This pandemic came in the disguise of confusion. I wasn’t confused, I didn’t understand. None of this made sense. This epidemic came as something from behind the obvious, something heard beyond the noise, something felt below the surface. All of this has the feel of an agonizing blanket of fearful helplessness.

Working through emotions, such as grief, comes in stages. This time, the first stage was denial, entered, and exited. Within 24 hours of hearing this virus was a thing, the order to shut down nonessential businesses followed. The second stage appeared as depression. The antidote for depression is action, do something. The action to lead movement classes out in the world was no longer allowed. The option to lead movement from within Facebook came to be. Facebook is a viable source for well-being as much as a courier of misinformation. As if by knowing the looming isolation approached, the last two classes held in front of people became the practice ground for recording and sharing outside the room.

Going Live on Facebook offers at least two merits. A body in motion stays in motion and as a contribution to a greater good. Before the first Facebook Live movement class, a friend shared her idea of creating a Facebook page to support a collective daily spiritual and wholeness practice. While listening to her vision, a little voice said, “offer a reading from “A Course of Love”. I shared my idea, the time available, and started the following morning.

Moving and reading soften the edges of isolation. As emotions quietly and temporarily park themselves wayside, the automatic pilot navigated all other emotions except grief. To pass through stages of grief is neither a linear process nor one time. Grief is an example that all emotions come with its own set of phases and intensity. Grief is an emotion that moves us through the feeling of loss. The recognized stages of grief are denial, anger, bargaining, depression, and acceptance. And know, grief demands its time of introspection to be as important as any other emotion.

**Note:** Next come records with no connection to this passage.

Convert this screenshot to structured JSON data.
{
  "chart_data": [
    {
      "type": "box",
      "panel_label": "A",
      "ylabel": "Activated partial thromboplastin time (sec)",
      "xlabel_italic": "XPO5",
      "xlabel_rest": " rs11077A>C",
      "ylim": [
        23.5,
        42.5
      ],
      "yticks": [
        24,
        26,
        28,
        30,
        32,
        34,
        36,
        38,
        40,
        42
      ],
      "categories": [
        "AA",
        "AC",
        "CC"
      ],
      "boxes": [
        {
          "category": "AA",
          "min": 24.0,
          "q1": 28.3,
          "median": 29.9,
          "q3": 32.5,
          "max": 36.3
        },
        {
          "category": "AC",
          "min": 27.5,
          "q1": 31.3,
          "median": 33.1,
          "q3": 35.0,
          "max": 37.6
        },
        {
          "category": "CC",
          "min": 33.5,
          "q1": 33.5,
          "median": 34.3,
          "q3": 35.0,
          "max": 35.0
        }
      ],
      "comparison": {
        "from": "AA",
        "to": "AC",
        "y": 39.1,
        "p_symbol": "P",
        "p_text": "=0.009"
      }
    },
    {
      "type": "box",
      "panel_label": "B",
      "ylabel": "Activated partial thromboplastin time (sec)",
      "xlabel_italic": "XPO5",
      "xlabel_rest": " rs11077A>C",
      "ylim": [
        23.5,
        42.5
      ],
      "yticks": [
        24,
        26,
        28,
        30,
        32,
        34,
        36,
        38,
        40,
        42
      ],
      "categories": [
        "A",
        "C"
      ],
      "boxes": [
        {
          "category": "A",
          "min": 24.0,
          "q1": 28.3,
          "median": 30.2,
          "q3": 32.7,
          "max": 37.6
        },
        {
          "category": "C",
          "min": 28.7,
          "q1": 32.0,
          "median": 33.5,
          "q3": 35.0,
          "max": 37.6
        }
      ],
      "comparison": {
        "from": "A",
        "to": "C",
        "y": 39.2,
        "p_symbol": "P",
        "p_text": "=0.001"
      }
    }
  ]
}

A month into the pandemic was accompanied by a second round of grief. Grief is not to be ignored nor trifled with.  Quick, intense processing of emotions and feelings are not always helpful and even less effective. To acknowledge and label the passing stage acts as a healing balm. Thank you, Grief.

Today is Thursday. Monday, I visited my nutritionist. She nourishes the entire body; physical, mental, and emotional. My heightened level of already stressed adrenals flaunted themselves. The bottom-line was, “Calm the F*@% down.” At the end of the visit was a bag of supplements to ingest and a list of things to do. The self-care actions were to commence Tuesday. Day 1 was uneventful. Day 2 was more challenging. Thursday, the third day of a new regime was the first day within the second round of the grief cycle.

Sensitive beings notice these times when many and different cycles begin to collide. How? First, there is an asking. Then a nudge toward a mandate. Finally, an ultimatum is sounded with instant consequences for noncompliance. The need for collision is an alarm to respect and honor the Self as a sensitive being. Self-care is critical to maintaining a balance of mental thoughts and emotional feelings.

Remember the initial feeling of the fog of confusion as an observer. Recall leading classes by hearing the emotions and feelings of others in the room. If or when memories are served and honored, then everything that follows is easier to process.

But that third day I didn’t listen to myself. I listened instead to external noises. A listening that comes through as bodily sensations are more likely to be judged than observed. The external senses crave meaning to all that is beyond the obvious annoyance.

Key One is just not the incessant barking of a young dog. It’s the feel of a pup’s confused desire to be with its quickly forgotten mother replaced by a now absent human. A cry needing attention, now, now, now. Now, now, now. And the silence between the now as it waits. Key Two is just not the argument between aroused lovers using frustration as a weapon. It’s the feeling, the sense of intense heat growing as each word fuels a spark, to ignite the flames of hot anticipation of fiery makeup sex. Key Three is just not the slamming against a bolted door demanding entrance. It’s the feel of an emotionally unavailable lover protecting their shattered safe space known as home. To mend, to separate, to quench the thirst with a cocktail imbued with equal parts of desperation to escape the pain and fear of living ignored any longer.

Each of the three keys requires thought and consideration of its visible and invisible components. But, together, the keys in the present moment may reveal a crack in a silent collective scream. A scream against the fear of being alone, abandoned, or needy. So it is. An ordinary remembrance of an inconsequential experience of tiny, distressed cries for attention, discounts any request for love. For in return of a slight opening for kindness to enter, a full and complete amends is demanded. From whom? Who may be willing to entertain forgiveness as quiet reflection is interrupted by a very loud world? The sensitive, or the players.